Moreover, SonicWALL’s Global Management System (GMS) enables centralized control over multiple security devices, making it easy for IT teams to maintain a consistent security posture across various locations. This capability is especially beneficial for organizations with distributed networks, as it provides real-time visibility into network activity and security incidents.

The appliances are also designed with scalability in mind. Whether an organization grows or needs to adjust its security policies, SonicWALL appliances can be updated, expanded, or modified without significant disruptions. This flexibility makes them a long-term investment for any business focused on network security.
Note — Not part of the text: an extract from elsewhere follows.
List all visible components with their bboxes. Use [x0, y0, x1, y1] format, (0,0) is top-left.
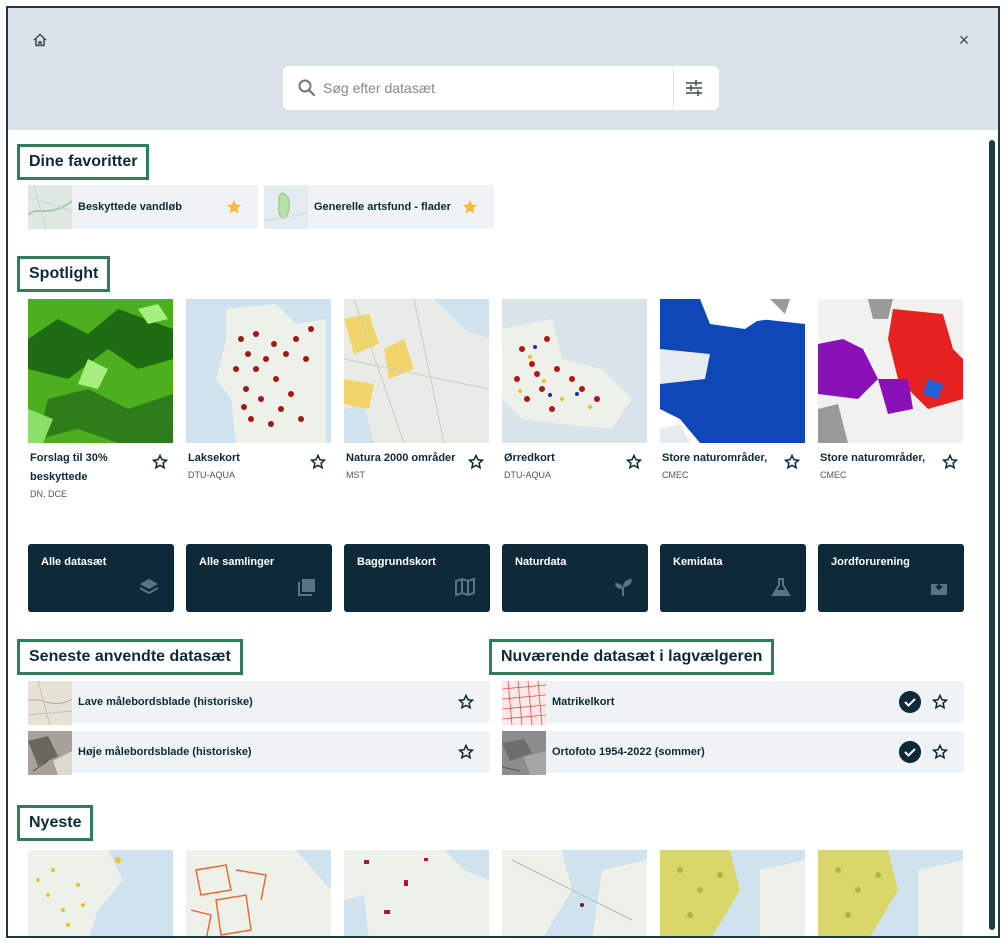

In addition, SonicWALL's user-friendly interface simplifies the deployment and management processes. With intuitive dashboards and reporting tools, administrators can easily track security events, analyze network traffic patterns, and respond swiftly to potential threats.

In summary, SonicWALL Internet Security Appliances combine essential features like Unified Threat Management, Application Control, and advanced threat protection technologies into a cohesive security solution. Their scalability, centralized management capabilities, and user-friendly interfaces make them an excellent choice for businesses aiming to strengthen their cyber defenses in a complex digital landscape.